29 Mart 2012 Perşembe

3

Bu durumun çiftlik sakinleri arasında neden olduğu sevinci anlamlandırmakta zorlanıyordum. Tamam, benim korkumu paylaşmıyor olmaları belki de normaldi, hiçbiri benim gibi eğilim tasarımı ve yönetimi konusunda tecrübeli değildi neticede. Ama neden bu kadar mutluydular yeni çiftlikle kurulacak diye? İdeolojisini, en azından dünya görüşünü sağlam biçimde temellendirmiş bir parti değildik ki kalabalıklaşıp iktidara yürüyelim; bir fikri pazarlamıyorduk ki kapımıza gelen her kişiyle biraz daha zengin olalım; kafamızda dolaşıp duran düşünceleri doğru düzgün ifade edemiyorduk ki kalabalıklaştıkça doğruyu bulduğumuzu, haklı olduğumuzu görüp sevinelim.

Ama bu sabah anladım bu sevincin nedenini, bu satırları yazmaya da ancak gerçeği görünce karar verdim.

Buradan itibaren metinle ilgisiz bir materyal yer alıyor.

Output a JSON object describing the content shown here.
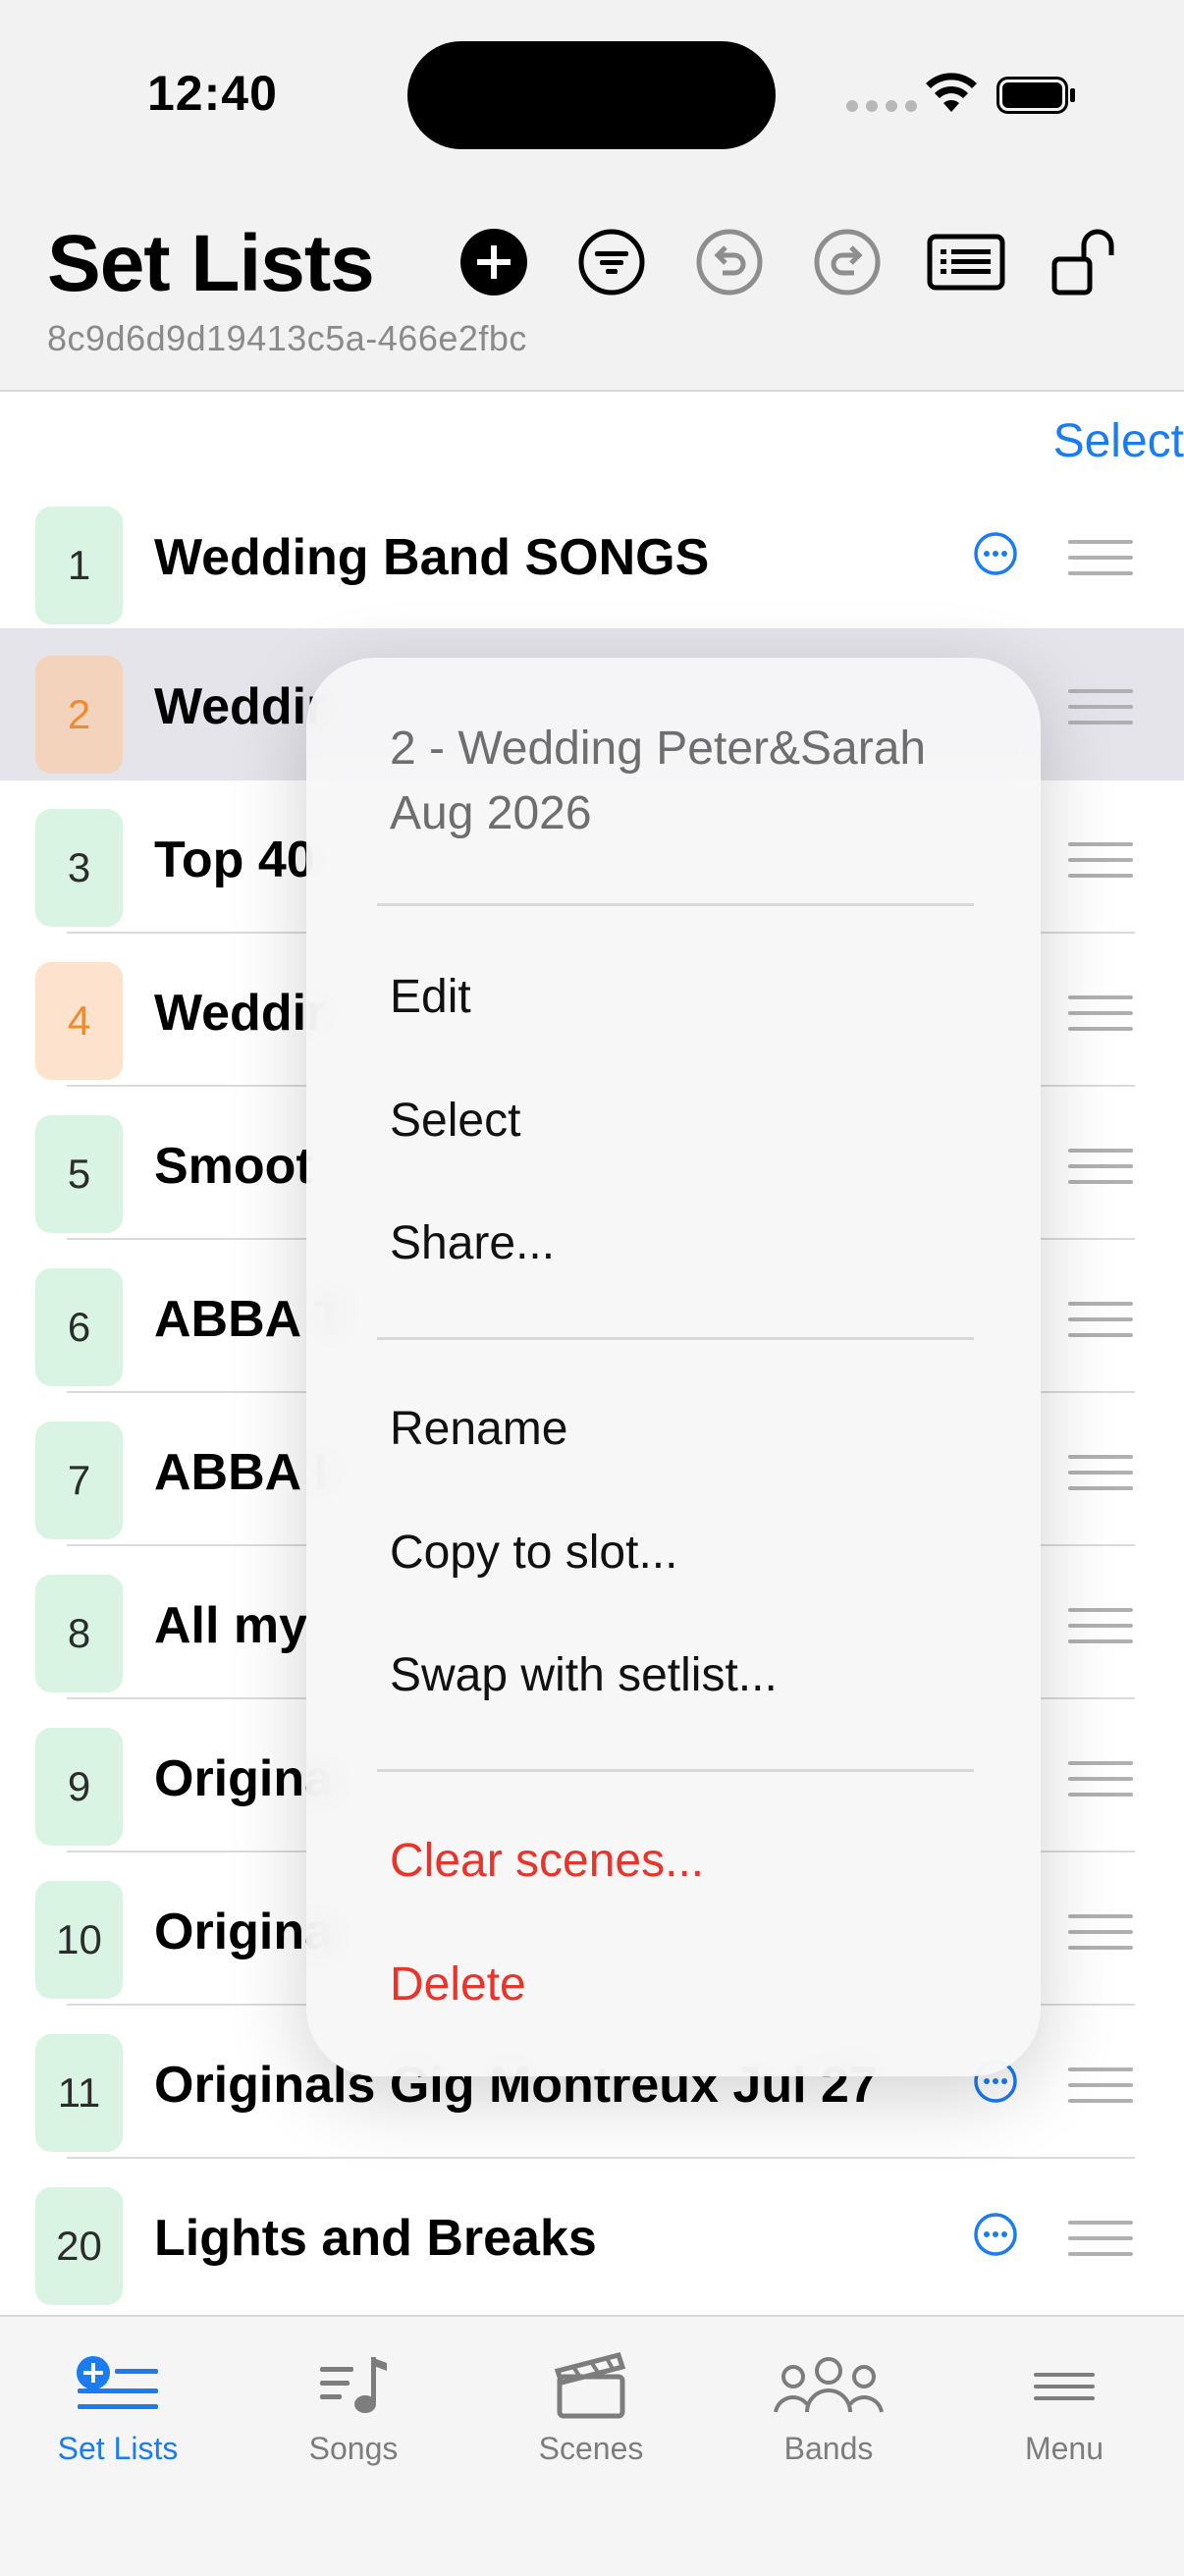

Bazılarımız, hatta ben dâhil birkaç kişi dışında neredeyse hiç kimse, bu yaptığımız şeyden emin değilmiş meğerse. İçlerinde "Lan ben deli miyim? Ne işim var burada!" diyen bir ses varmış ve diğerleri tarafından, çoğunluk tarafından onaylanmaya ihtiyaç duyuyorlarmış. Daha belli belirsiz bir manifesto yazabildik, o da ne düşündüğümüze, kendimize dair neler keşfettiğimize veya hayatımızı nasıl anlamlandırdığımıza dair bir kutsal kitap, bir müjde, bir yol haritası olmaktan çok uyacağımız genel kuralları ortaya koyan birkaç sayfalık bir metin. Aşağıya aynen alıyorum bu metni:

“Biz hayatının dizginlerini elinden kaçırdığı için mutsuz olan insanlarız. Dolaylı veya dolaysız olarak nasıl evlerde oturacağımıza, neye para harcayacağımıza, zamanımızı nasıl geçireceğimize ve neyle mutlu olacağımıza bizim adımıza karar verilmesinden, hayatın akışına anlamsızca kapılıp sürüklenmekten bıktık. Kurulan sosyal, politik ve ekonomik sistemlerin alternatifsiz olduğunun söylenmesinden bıktık. Yapabileceğimiz tercihlerin birileri tarafından iki seçeneğe indirilmesinden bıktık. Her bir üyesi mutsuz olduğu halde varlığını devam ettiren bütün kümelerden, gruplardan, yapılardan, hiyerarşilerden bıktık. Var olan bu durum içinde kendimizi oyalamaktan, ruhumuzda açılan yaralara pansuman yapmaktan ve geçici çözümlerden bıktık. Üstelik bu saydıklarımızı değiştirmek için ne yapmamız gerektiğine dair en ufak bir fikrimiz yok!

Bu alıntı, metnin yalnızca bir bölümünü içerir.